Beyond the mountains, the wood-elves still dwell in the
northern reaches of Mirkwood, along with refugees from Lorien and the last of
the Beornings. He could have gotten
shelter and help there, and boats to travel down the River Running into the
heart of Wilderland. From there his way
would have led by foot to the poorly guarded northern borders of Mordor—when
has Sauron ever had to face a threat from that quarter? So you see that it could have been done. It
could still be done, if someone were willing to do it. Even though so much of
what could have been saved thirty years ago has been lost, even though Minas
Tirith, Edoras, Lorien and Rivendell have fallen and the line of the kings of
Gondor is no more, it would still be worth doing; there would still be many
things that could be saved.
Nor would such a journey have to be made alone. Though
Aragorn son of Arathorn was slain in the last defense of Rivendell, there are
still Rangers to be found in Cirdan’s realm and the old lands of Arnor; there
are elf-warriors who hope to avenge the blood shed at Rivendell, and dwarves
from the Blue Mountains who have their own ancient grudges against the Dark
Lord. The last free Rohirrim retreated to Minhiriath after Éomer fell at Helm’s Deep, and still
war against King Grima, while Gondor west of the river Gilrain clings to a
tenuous independence and would rise up against Sauron at need. Would those and
the elves of Lindon be enough? No one can say; there are no certainties in this
business, except for the one Frodo chose—the certainty that doing nothing will
guarantee Sauron’s victory.
And there might even still be a wizard to join such a quest.
In fact, there would certainly be one—the very last of them, as far as I know.
Gandalf perished when Lorien fell, I am sorry to say, and as for Saruman, the
last anyone saw of him, he was screaming in terror as two Ringwraiths dragged
him through the door of the Dark Tower; his double-dealing was never likely to
bring him to a good end. The chief of the Ringwraiths rules in Isengard now.

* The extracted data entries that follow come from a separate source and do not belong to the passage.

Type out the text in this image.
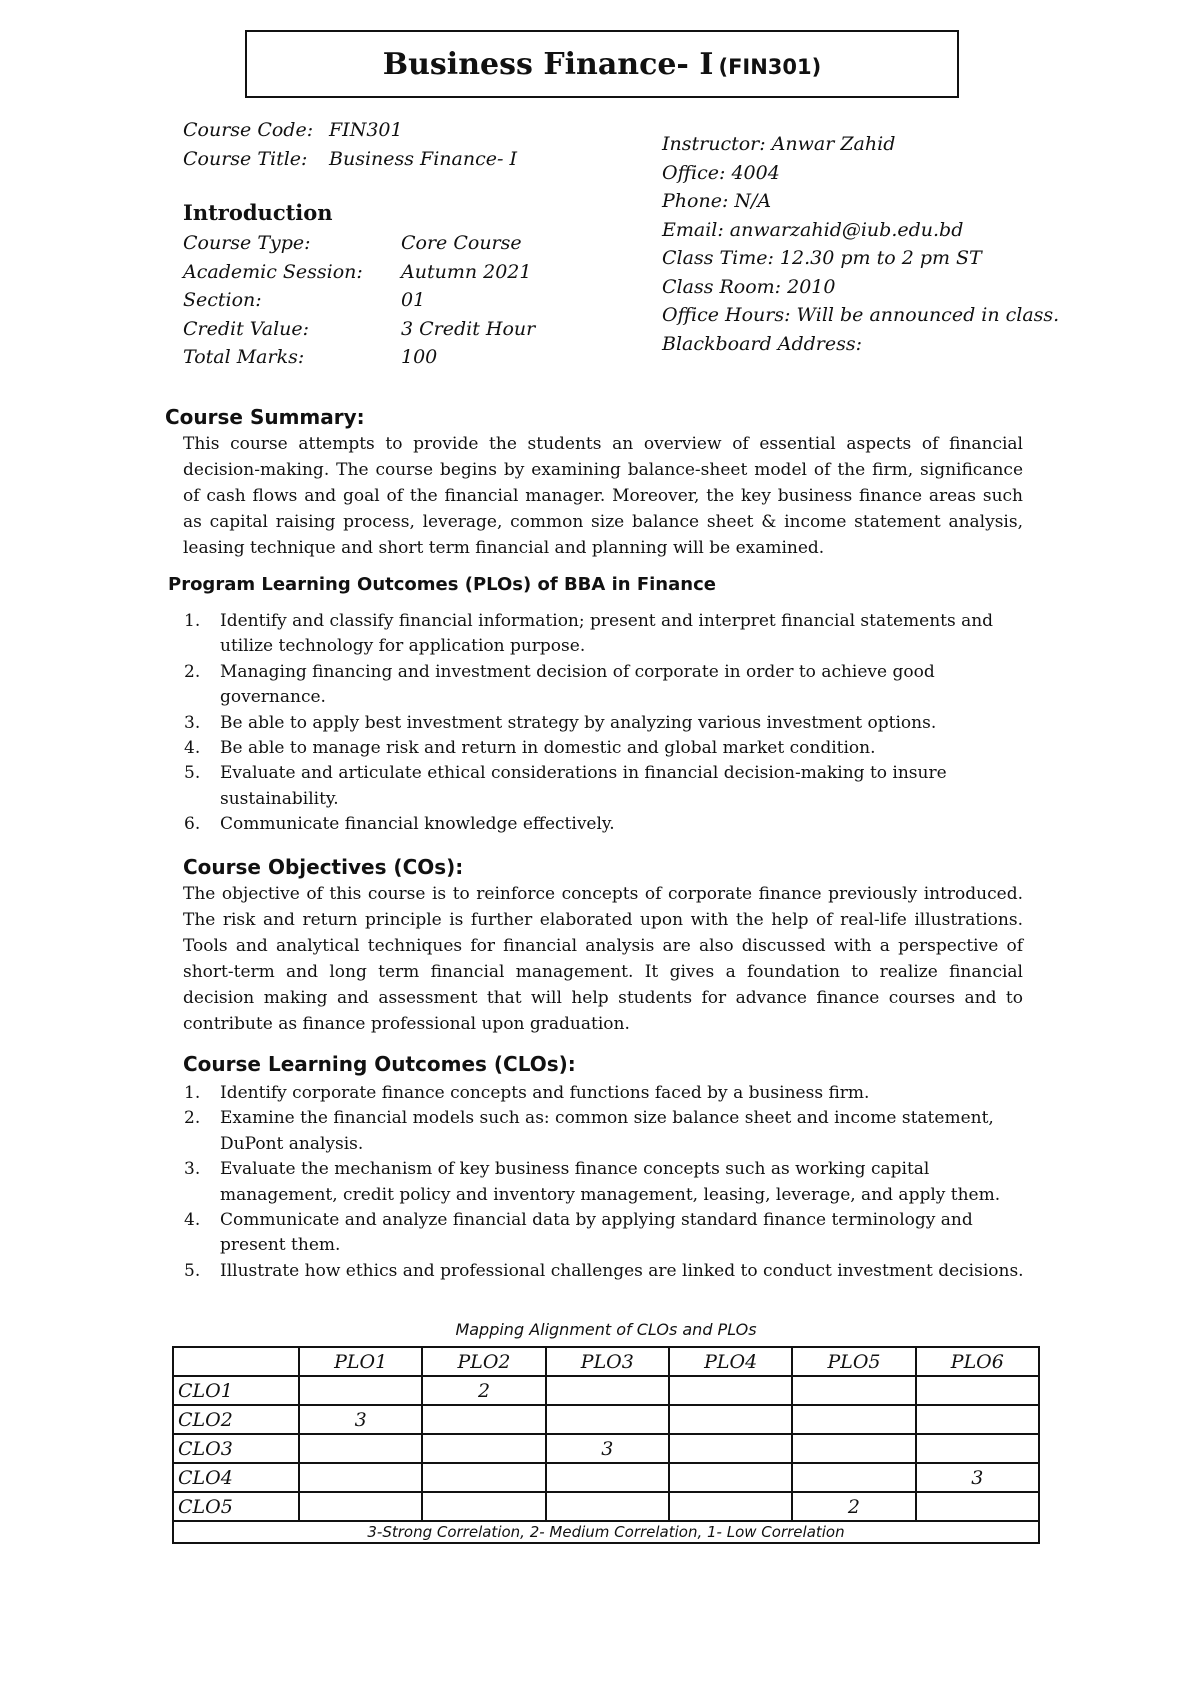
Business Finance- I (FIN301)
Course Code: FIN301
Course Title:	Business Finance- I
Introduction
Course Type:	Core Course
Academic Session:	Autumn 2021
Section:	01
Credit Value:	3 Credit Hour
Total Marks:	100
Instructor: Anwar Zahid
Office: 4004
Phone: N/A
Email: anwarzahid@iub.edu.bd
Class Time: 12.30 pm to 2 pm ST
Class Room: 2010
Office Hours: Will be announced in class.
Blackboard Address:
Course Summary:
This course attempts to provide the students an overview of essential aspects of financial decision-making. The course begins by examining balance-sheet model of the firm, significance of cash flows and goal of the financial manager. Moreover, the key business finance areas such as capital raising process, leverage, common size balance sheet & income statement analysis, leasing technique and short term financial and planning will be examined.
Program Learning Outcomes (PLOs) of BBA in Finance
1. Identify and classify financial information; present and interpret financial statements and utilize technology for application purpose.
2. Managing financing and investment decision of corporate in order to achieve good governance.
3. Be able to apply best investment strategy by analyzing various investment options.
4. Be able to manage risk and return in domestic and global market condition.
5. Evaluate and articulate ethical considerations in financial decision-making to insure sustainability.
6. Communicate financial knowledge effectively.
Course Objectives (COs):
The objective of this course is to reinforce concepts of corporate finance previously introduced. The risk and return principle is further elaborated upon with the help of real-life illustrations. Tools and analytical techniques for financial analysis are also discussed with a perspective of short-term and long term financial management. It gives a foundation to realize financial decision making and assessment that will help students for advance finance courses and to contribute as finance professional upon graduation.
Course Learning Outcomes (CLOs):
1. Identify corporate finance concepts and functions faced by a business firm.
2. Examine the financial models such as: common size balance sheet and income statement, DuPont analysis.
3. Evaluate the mechanism of key business finance concepts such as working capital management, credit policy and inventory management, leasing, leverage, and apply them.
4. Communicate and analyze financial data by applying standard finance terminology and present them.
5. Illustrate how ethics and professional challenges are linked to conduct investment decisions.
Mapping Alignment of CLOs and PLOs
	PLO1	PLO2	PLO3	PLO4	PLO5	PLO6
CLO1		2				
CLO2	3					
CLO3			3			
CLO4						3
CLO5					2	
3-Strong Correlation, 2- Medium Correlation, 1- Low Correlation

Still, there was a third in these western lands: fool and bird-tamer, Saruman
called him, having never quite managed to notice that knowledge of the ways of
nature and the friendship of birds and beasts might have considerable value in
the last need of Middle-earth. Radagast is his name; yes, that would be me.
Why am I telling you all this? Well, you are old Frodo’s youngest cousin,
are you not? Very nearly the only one of his relatives with enough of the wild
Tookish blood in you to matter, or so I am told. It was just a month ago that
you and two of your friends were walking in the woods, and you spoke with quite
a bit of anger about how the older generation of hobbits had decided to huddle
in their holes until the darkness falls—those were your very words, I believe.

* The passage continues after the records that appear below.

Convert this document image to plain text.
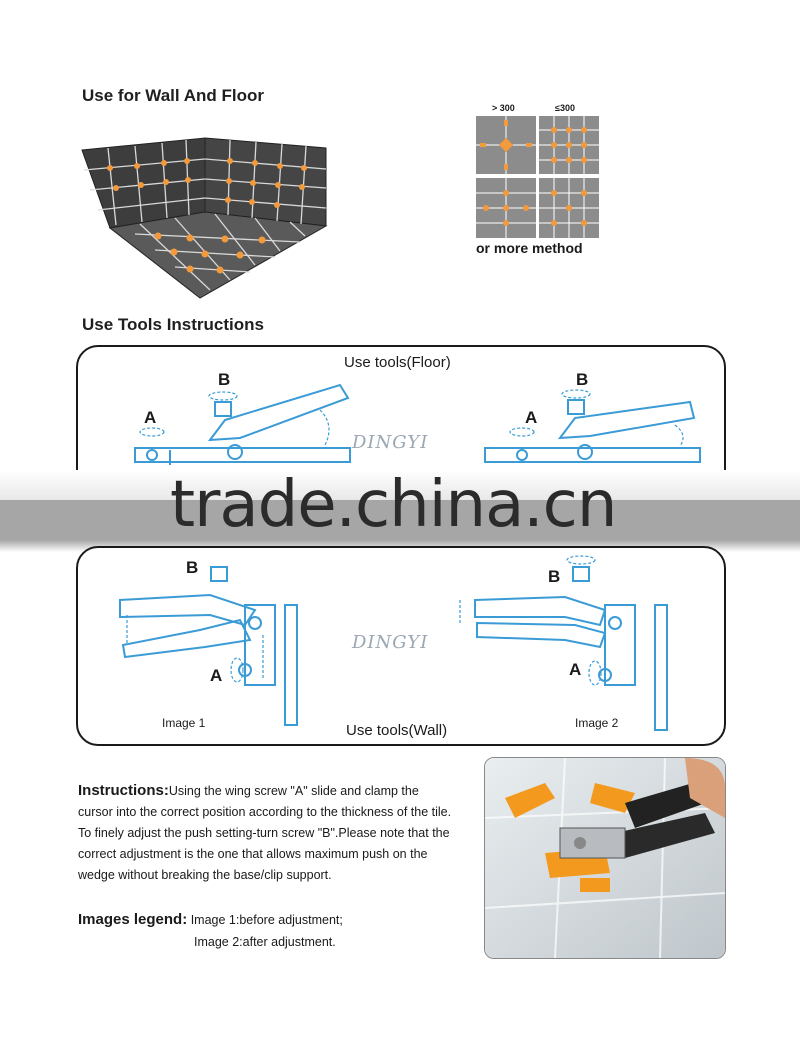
Use for Wall And Floor
> 300	≤300
or more method
Use Tools Instructions
Use tools(Floor)
B
A
DINGYI
B
A
trade.china.cn
B
A
Image 1
DINGYI
Use tools(Wall)
B
A
Image 2
Instructions:Using the wing screw "A" slide and clamp the
cursor into the correct position according to the thickness of the tile.
To finely adjust the push setting-turn screw "B".Please note that the
correct adjustment is the one that allows maximum push on the
wedge without breaking the base/clip support.
Images legend: Image 1:before adjustment;
Image 2:after adjustment.
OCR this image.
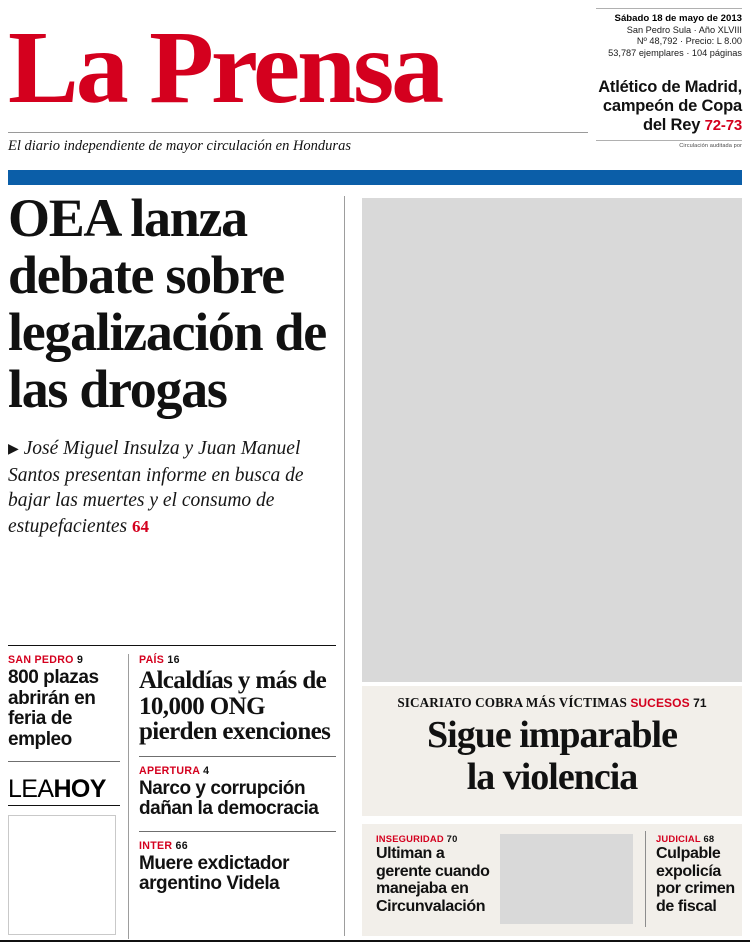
La Prensa
El diario independiente de mayor circulación en Honduras
Sábado 18 de mayo de 2013
San Pedro Sula · Año XLVIII
Nº 48,792 · Precio: L 8.00
53,787 ejemplares · 104 páginas
Atlético de Madrid,
campeón de Copa
del Rey 72-73
Circulación auditada por
OEA lanza debate sobre legalización de las drogas
▶ José Miguel Insulza y Juan Manuel Santos presentan informe en busca de bajar las muertes y el consumo de estupefacientes 64
SAN PEDRO 9
800 plazas abrirán en feria de empleo
LEAHOY
PAÍS 16
Alcaldías y más de 10,000 ONG pierden exenciones
APERTURA 4
Narco y corrupción dañan la democracia
INTER 66
Muere exdictador argentino Videla
SICARIATO COBRA MÁS VÍCTIMAS SUCESOS 71
Sigue imparable
la violencia
INSEGURIDAD 70
Ultiman a gerente cuando manejaba en Circunvalación
JUDICIAL 68
Culpable expolicía por crimen de fiscal
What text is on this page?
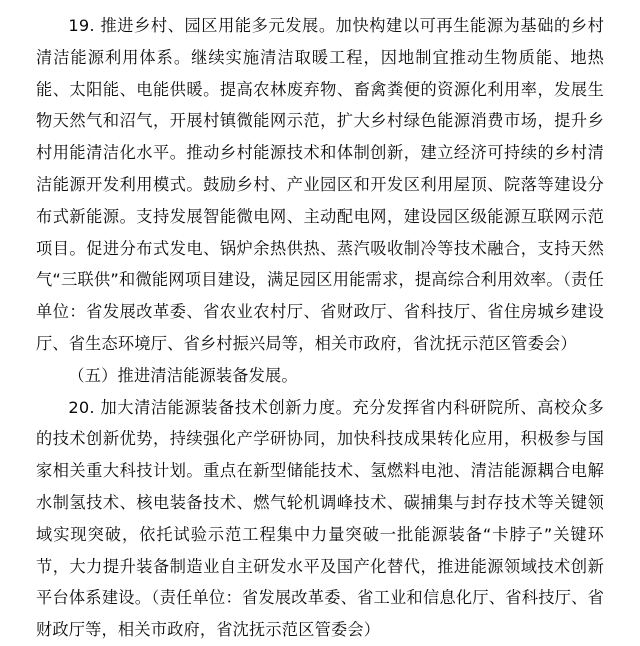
19. 推进乡村、园区用能多元发展。加快构建以可再生能源为基础的乡村清洁能源利用体系。继续实施清洁取暖工程，因地制宜推动生物质能、地热能、太阳能、电能供暖。提高农林废弃物、畜禽粪便的资源化利用率，发展生物天然气和沼气，开展村镇微能网示范，扩大乡村绿色能源消费市场，提升乡村用能清洁化水平。推动乡村能源技术和体制创新，建立经济可持续的乡村清洁能源开发利用模式。鼓励乡村、产业园区和开发区利用屋顶、院落等建设分布式新能源。支持发展智能微电网、主动配电网，建设园区级能源互联网示范项目。促进分布式发电、锅炉余热供热、蒸汽吸收制冷等技术融合，支持天然气“三联供”和微能网项目建设，满足园区用能需求，提高综合利用效率。（责任单位：省发展改革委、省农业农村厅、省财政厅、省科技厅、省住房城乡建设厅、省生态环境厅、省乡村振兴局等，相关市政府，省沈抚示范区管委会）

（五）推进清洁能源装备发展。

20. 加大清洁能源装备技术创新力度。充分发挥省内科研院所、高校众多的技术创新优势，持续强化产学研协同，加快科技成果转化应用，积极参与国家相关重大科技计划。重点在新型储能技术、氢燃料电池、清洁能源耦合电解水制氢技术、核电装备技术、燃气轮机调峰技术、碳捕集与封存技术等关键领域实现突破，依托试验示范工程集中力量突破一批能源装备“卡脖子”关键环节，大力提升装备制造业自主研发水平及国产化替代，推进能源领域技术创新平台体系建设。（责任单位：省发展改革委、省工业和信息化厅、省科技厅、省财政厅等，相关市政府，省沈抚示范区管委会）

How did I know that? Why, a little bird told me—a wren, to be precise, a very
clever and helpful little fellow, who runs errands for me from time to time
when I visit this part of Middle-earth. If you meant what you said then, there
is still hope.
And the Ring? No, it was not lost, or not for long. It slipped from its chain and fell from old Frodo’s pocket as he stumbled home that last night, and a field mouse spotted it. I had briefed all the animals and birds around Hobbiton, of course, and so she knew what to do; she dragged the Ring into thick grass, and when dawn came, caught the attention of a jay, who took it and hid it high up in a tree. I had to trade quite a collection of sparkling things for it! But here it is, in this envelope, waiting for someone to take up the quest that Frodo refused. The choice is yours, my dear hobbit. What will you do?